Je vous rappelle que cette procédure s'applique à chaque signalement de maltraitance, quelle qu'en soit l'origine, qu'il s'agisse de situations dont vous avez eu directement connaissance ou qu'elles aient été signalées à la DGAS.

3. Soutien aux victimes lors de signalement de situations de maltraitance

Lors de chaque signalement, vous veillerez à ce que les victimes présumées aient accès aux soins et au soutien nécessaires. Tout doit être fait pour accompagner la personne, tant sur le plan psychologique qu'au cours de ses rencontres avec les autorités.

Un soutien doit également être apporté aux autres personnes accueillies, à leur entourage familial le cas échéant, aux personnels de la structure et notamment à ceux qui dénoncent des abus.


A ce titre, il importe que l'établissement dispose d'un « protocole » interne précisant la conduite à tenir en cas d'actes de maltraitance au sein de la structure (information des autorités administratives et judiciaires, de la famille, écoute et prise en charge des victimes, information et accompagnement des autres personnes accueillies, démarche en direction du personnel, dispositions à prendre à l'égard des auteurs présumés). Vous veillerez à ce que les structures qui n'en disposent pas formalisent de telles procédures.

4. Conduite d'enquêtes administratives lors de signalement des situations de maltraitance

En cas de signalement d'un cas de maltraitance, il conviendra de vous assurer que cet acte n'est pas la conséquence d'un dysfonctionnement de l'établissement. Il s'agit, conformément aux dispositions de la loi du 2 janvier 2002, de vérifier que les conditions d'installation, d'organisation et de fonctionnement de la structure ne menacent la santé, la sécurité et le bien-être physique et moral des personnes accueillies ni ne favorisent de tels passages à l'acte.

Dans la plupart des situations, une inspection sur place est nécessaire car les violences institutionnelles constituent le symptôme de dysfonctionnements graves. Même dans le cas où des investigations de la police ou de la gendarmerie sont en cours, la visite sur site est toujours possible.

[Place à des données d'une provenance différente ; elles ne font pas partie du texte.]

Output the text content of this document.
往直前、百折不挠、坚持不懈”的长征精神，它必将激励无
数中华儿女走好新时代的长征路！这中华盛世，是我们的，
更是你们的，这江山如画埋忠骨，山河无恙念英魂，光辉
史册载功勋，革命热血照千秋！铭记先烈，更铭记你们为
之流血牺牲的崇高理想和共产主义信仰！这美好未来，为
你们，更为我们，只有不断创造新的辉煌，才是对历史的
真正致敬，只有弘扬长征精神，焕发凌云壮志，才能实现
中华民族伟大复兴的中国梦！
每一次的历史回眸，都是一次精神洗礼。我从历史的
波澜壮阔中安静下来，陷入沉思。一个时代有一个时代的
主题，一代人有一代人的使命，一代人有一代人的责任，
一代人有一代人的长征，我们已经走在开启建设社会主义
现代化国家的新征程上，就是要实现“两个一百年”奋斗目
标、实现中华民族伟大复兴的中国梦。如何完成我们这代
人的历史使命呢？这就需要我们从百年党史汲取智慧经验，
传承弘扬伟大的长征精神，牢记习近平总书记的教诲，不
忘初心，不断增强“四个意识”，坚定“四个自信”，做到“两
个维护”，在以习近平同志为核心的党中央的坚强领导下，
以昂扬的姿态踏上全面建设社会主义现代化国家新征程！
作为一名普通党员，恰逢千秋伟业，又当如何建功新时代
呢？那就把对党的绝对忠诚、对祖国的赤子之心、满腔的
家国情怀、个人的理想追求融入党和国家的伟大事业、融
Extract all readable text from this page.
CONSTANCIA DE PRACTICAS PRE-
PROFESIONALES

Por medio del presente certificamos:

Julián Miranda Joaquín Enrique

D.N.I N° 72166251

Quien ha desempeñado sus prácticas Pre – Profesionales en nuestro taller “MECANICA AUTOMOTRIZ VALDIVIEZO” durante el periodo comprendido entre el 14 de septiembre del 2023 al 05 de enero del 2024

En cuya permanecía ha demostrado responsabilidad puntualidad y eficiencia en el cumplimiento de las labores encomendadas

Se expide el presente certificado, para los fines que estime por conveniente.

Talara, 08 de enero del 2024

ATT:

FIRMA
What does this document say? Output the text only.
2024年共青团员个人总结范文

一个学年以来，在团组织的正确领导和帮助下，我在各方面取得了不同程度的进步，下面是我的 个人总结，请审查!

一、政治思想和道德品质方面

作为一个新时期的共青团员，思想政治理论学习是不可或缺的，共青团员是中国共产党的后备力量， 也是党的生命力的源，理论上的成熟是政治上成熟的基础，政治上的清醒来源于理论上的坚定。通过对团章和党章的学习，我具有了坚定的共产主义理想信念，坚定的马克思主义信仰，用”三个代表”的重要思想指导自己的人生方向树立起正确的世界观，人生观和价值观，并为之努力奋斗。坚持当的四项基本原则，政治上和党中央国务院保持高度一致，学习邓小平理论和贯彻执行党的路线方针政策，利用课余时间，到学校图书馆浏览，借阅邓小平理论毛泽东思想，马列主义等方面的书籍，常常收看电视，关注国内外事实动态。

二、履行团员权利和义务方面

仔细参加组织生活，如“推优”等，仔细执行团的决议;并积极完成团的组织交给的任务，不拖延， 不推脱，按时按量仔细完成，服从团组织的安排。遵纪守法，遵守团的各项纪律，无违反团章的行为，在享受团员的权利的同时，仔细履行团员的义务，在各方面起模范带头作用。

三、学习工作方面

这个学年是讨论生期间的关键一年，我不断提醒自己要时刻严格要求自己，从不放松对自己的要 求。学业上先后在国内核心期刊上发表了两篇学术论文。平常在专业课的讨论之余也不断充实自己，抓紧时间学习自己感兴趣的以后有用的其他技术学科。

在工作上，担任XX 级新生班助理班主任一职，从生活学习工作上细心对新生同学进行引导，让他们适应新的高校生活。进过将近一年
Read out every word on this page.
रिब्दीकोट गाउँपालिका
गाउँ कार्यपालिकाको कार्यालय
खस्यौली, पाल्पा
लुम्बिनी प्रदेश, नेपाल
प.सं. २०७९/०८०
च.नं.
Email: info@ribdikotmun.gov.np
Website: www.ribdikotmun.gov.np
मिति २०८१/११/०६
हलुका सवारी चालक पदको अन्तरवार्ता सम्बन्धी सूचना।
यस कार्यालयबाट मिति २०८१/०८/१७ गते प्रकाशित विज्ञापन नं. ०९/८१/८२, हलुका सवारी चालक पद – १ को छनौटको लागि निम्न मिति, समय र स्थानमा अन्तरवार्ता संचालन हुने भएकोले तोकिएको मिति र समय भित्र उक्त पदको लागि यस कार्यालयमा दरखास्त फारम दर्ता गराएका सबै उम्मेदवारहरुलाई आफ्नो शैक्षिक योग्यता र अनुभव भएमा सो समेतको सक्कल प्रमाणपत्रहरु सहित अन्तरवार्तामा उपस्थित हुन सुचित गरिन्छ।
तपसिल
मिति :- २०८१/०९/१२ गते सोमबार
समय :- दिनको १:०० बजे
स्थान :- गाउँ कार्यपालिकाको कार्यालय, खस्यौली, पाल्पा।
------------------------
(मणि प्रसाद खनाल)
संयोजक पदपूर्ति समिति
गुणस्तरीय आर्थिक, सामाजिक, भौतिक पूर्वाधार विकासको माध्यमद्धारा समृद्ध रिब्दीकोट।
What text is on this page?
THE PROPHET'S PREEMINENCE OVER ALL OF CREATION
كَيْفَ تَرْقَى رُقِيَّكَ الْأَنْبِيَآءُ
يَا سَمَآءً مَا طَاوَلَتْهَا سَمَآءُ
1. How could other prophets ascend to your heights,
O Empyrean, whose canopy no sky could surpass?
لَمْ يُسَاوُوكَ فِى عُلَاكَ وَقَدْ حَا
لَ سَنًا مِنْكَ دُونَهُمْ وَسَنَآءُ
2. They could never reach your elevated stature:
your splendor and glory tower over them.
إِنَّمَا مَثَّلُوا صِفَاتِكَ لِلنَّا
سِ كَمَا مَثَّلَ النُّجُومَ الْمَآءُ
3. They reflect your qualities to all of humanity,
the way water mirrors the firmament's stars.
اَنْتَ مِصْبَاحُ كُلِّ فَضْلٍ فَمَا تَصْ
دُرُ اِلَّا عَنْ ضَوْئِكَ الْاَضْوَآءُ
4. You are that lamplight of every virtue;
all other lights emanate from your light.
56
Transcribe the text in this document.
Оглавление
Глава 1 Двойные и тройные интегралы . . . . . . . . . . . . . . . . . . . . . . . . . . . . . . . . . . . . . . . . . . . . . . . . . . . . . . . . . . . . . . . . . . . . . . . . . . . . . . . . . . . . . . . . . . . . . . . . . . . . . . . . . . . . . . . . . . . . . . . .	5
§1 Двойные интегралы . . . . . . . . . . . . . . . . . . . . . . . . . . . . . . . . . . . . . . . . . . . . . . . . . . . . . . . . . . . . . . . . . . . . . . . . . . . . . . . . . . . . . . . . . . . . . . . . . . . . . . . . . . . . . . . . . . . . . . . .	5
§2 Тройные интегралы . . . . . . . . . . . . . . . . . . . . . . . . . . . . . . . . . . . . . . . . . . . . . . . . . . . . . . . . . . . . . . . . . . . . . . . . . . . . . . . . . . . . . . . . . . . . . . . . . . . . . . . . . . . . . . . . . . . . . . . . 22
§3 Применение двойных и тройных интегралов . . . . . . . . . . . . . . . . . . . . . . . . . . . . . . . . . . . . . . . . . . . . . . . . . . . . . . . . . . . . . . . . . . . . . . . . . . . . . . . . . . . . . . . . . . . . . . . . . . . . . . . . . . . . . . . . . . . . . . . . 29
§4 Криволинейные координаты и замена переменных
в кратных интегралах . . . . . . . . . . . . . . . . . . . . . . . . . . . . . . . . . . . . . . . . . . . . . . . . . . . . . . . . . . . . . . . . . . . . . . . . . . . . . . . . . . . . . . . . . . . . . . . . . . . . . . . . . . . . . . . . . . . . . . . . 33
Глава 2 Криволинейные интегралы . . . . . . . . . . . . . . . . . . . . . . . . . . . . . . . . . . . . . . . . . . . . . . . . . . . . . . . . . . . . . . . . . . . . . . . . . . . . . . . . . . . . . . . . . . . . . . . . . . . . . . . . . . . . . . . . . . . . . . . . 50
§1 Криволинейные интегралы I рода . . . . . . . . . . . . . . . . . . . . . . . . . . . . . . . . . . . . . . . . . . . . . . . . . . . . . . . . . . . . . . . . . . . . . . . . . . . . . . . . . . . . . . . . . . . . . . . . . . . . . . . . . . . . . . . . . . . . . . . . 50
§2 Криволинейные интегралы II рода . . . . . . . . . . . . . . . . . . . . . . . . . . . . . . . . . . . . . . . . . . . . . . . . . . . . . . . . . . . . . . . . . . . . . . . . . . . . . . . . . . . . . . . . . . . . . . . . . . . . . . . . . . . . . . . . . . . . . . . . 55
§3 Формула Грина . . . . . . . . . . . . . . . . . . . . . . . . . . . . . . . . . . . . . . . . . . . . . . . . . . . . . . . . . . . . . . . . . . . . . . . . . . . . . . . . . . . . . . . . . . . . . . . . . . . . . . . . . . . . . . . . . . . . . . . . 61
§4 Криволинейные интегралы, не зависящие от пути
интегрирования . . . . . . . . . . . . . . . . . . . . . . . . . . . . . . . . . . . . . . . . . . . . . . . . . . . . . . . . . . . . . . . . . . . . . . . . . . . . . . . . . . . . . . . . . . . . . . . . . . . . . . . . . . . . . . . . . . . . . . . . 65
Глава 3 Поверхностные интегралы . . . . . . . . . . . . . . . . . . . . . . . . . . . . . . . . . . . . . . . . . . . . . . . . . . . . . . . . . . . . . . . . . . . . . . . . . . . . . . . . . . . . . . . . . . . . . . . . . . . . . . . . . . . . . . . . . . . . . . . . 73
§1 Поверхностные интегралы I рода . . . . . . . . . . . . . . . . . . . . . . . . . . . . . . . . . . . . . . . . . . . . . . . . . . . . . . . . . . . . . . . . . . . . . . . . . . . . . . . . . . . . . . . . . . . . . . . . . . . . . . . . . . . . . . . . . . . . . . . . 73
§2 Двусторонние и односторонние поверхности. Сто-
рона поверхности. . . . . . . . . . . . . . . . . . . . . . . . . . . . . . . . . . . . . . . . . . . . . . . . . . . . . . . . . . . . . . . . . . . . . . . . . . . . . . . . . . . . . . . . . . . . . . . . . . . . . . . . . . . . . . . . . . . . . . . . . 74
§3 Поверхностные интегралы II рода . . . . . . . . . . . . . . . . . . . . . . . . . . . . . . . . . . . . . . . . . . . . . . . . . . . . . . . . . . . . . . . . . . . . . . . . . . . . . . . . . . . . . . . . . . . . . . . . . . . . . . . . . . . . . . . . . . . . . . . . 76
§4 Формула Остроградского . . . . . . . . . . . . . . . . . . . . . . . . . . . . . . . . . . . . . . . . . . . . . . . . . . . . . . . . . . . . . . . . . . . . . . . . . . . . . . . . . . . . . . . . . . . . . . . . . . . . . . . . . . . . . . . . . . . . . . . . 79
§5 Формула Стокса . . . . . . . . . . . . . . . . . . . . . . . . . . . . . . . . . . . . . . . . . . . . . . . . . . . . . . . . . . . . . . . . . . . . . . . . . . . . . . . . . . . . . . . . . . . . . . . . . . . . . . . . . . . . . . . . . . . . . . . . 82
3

Il s'agit pour la DDASS de remplir sa mission de protection des personnes vulnérables et de garant de la prise en charge des usagers.


Vous veillerez à ce que l'enquête administrative établisse des faits, rassemble des éléments objectifs et ne donne pas lieu à des appréciations subjectives.

En effet, l'enquête administrative ne recherche pas les preuves d'une culpabilité : les entretiens menés dans ce cadre par les agents chargés de l'inspection pour entendre les personnes concernées se distinguent des auditions des victimes présumées et des témoins par les autorités de police ou de gendarmerie. L'enquête administrative vise à s'assurer de l'absence de danger pour les personnes accueillies et des capacités de l'institution à poursuivre leur prise en charge.

Cette complémentarité implique une coordination des autorités administratives et judiciaires. L'inspection peut toutefois, sur demande du procureur de la République, être différée pour ne pas interférer avec l'enquête judiciaire en cours.

5. Le rôle des associations dans le dispositif de protection de l'enfance

Dans le cadre du dispositif de traitement des signalements de maltraitance à enfants, vous pourrez vous appuyer sur la collaboration des associations de protection de l'enfance de votre département.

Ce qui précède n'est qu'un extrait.